When 2020 started, two of my biggest event-driven, macro concerns were rising geopolitical tensions with Iran and the potential for a messy run-up to the presidential election.
Then the pandemic happened.
The ground underneath the global economy shifted astronomically, quickly, and in ways few could have anticipated. Within 30 days, the stock market had declined -30% and the economy was in a deep recession. But then, with the economic crisis seemingly just getting started, the stock market baffled many investors with its strong and “v-shaped” rebound – even as a thick blanket of uncertainty still hangs over the economy.
Needless to say, it’s been one of the most interesting starts to a year in my career. Now that we’re halfway through it, I think it’s a good opportunity to zoom out and take stock of what happened and parse the experience for lessons and insights. Here are four of mine:
- Risk Happens Fast, But Markets Move Faster
When the stock market peaked on February 19th, the economy wasn’t yet in a steep economic recession – but it was about to be. By the time the federal and state governments had started asking Americans to limit travel, socially distance, and stay home if possible (around mid-March), the S&P 500 was already down around -30% and close to hitting a bottom.1 Risk happens fast, but markets move faster.
The lesson for investors here, in my view, is a stark reminder that while most people assess and understand risk in real-time – based on watching the news or reading the newspaper – the stock market anticipates risks before they become widely known. By the time most investors realize it’s a recession and an economic crisis, it’s too late.
- Event-Driven Bears are Scary but Lack Stamina
Bear markets generally fall into one of three categories:
- Structural bear markets are triggered by structural imbalances and financial bubbles, often resulting in price shocks and deflation.
- Cyclical bear markets are part of a normal business cycle and typically commence during periods of high inflation and rising interest rates.
- Event-driven bear markets can be triggered by policy mistakes or any sudden shock. They typically lead to a sharp market decline but not a long recession.
So far, this episode has followed the patterns of an ‘event-driven’ bear market—steep, but shorter and less severe than structural and cyclical bear markets. I do believe it’s possible that this event-driven bear could evolve into a structural bear if the outbreak materially worsens and stimulus ends, but the jury is still out on both.
Source: Goldman Sachs3
- Initial Jobless Claims are a Key Indicator for Recessions and Bears
The two charts below look at initial jobless claims, which is defined as a claim filed by an unemployed individual after leaving an employer. The top chart shows the last year, and the bottom chart looks at a period during and after the Great Recession: January 1, 2008 to December 21, 2009. The fascinating takeaway from both data sets is that the stock market bottoms at almost exactly the time when initial jobless claims reach a peak. This, in my view, is no coincidence – the stock market is picking up the signal that the worst of the economic crisis is over, even though it will take the job market years to fully recover.
Investors often have a hard time with this reality.

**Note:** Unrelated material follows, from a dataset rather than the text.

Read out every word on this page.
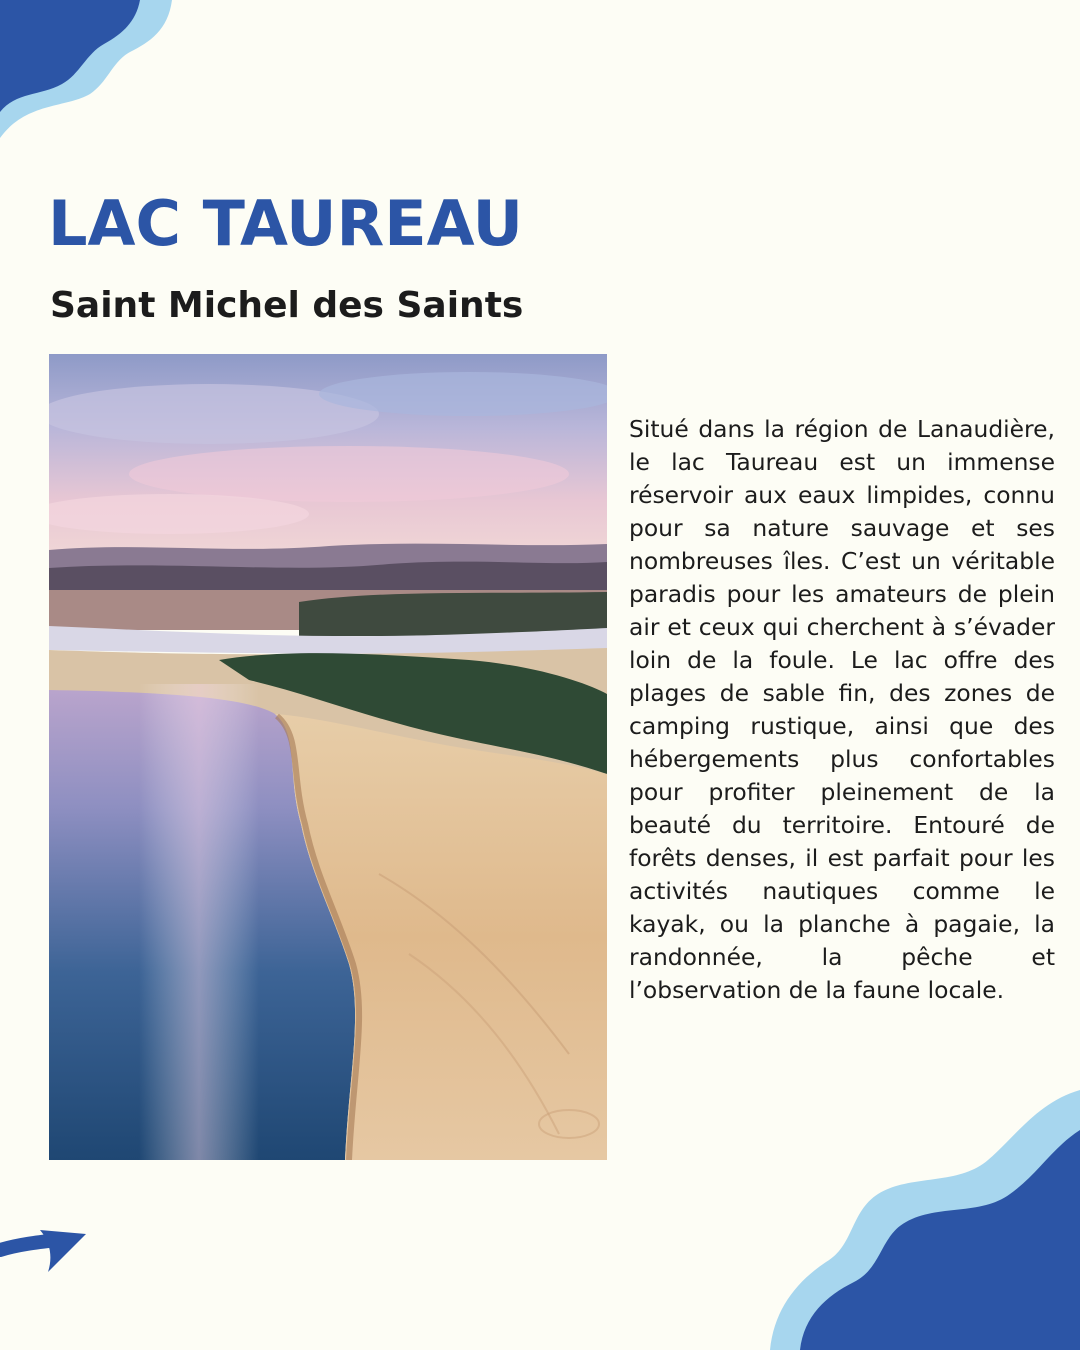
LAC TAUREAU
Saint Michel des Saints

Situé dans la région de Lanaudière, le lac Taureau est un immense réservoir aux eaux limpides, connu pour sa nature sauvage et ses nombreuses îles. C’est un véritable paradis pour les amateurs de plein air et ceux qui cherchent à s’évader loin de la foule. Le lac offre des plages de sable fin, des zones de camping rustique, ainsi que des hébergements plus confortables pour profiter pleinement de la beauté du territoire. Entouré de forêts denses, il est parfait pour les activités nautiques comme le kayak, ou la planche à pagaie, la randonnée, la pêche et l’observation de la faune locale.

How can the stock market go up when hundreds of thousands – or even millions – of Americans are still losing their jobs? The answer is that the stock market is already looking ahead by six, twelve, even two years into the future. Just like the stock market plummeted well before anyone grasped the full damage to the job market, so too does the stock market soar well in advance of the job market recovering.
Initial Jobless Claims, June 2019 – June 2020
Source: Federal Reserve Bank of St. Louis4
Initial Jobless Claims, January 2008 – December 2009
Source: Federal Reserve Bank of St. Louis5
- Technology is King, but so is Diversification
The pandemic made even more apparent a trend that was already well underway: rapid expansion of the digital economy. Businesses and sectors that had been slow to adopt technological upgrades, enterprise software, cloud-based systems, and remote work are all scrambling to catch up. Technology helped soften the damage to the economy and the stock market, and are helping lead the recovery.
I’ve noticed many investors looking to tilt more heavily to technology as a result – I’d urge caution. Exposure to the Technology sector is a crucial component of any diversified equity strategy, there is no doubt about that. But now is a time to remember the merits of diversification as part of a long-term strategy. In my view, pivoting heavily to technology right now puts investors at risk of making two classic investment errors at once: chasing heat, and shifting asset allocation when your long-term goals haven’t changed.
Bottom Line for Investors
Above all, perhaps the most important lesson we can take away from the first six months of 2020 is a lesson we’ve known all along: don’t try to time the stock market. Risk happens fast, but the markets move faster. When investors try to react in a time of heightened emotion, volatility, uncertainty, and a stream of negative news, it leaves the door wide open to making critical mistakes. Diversification and a long-term focus are still king, but so is patience.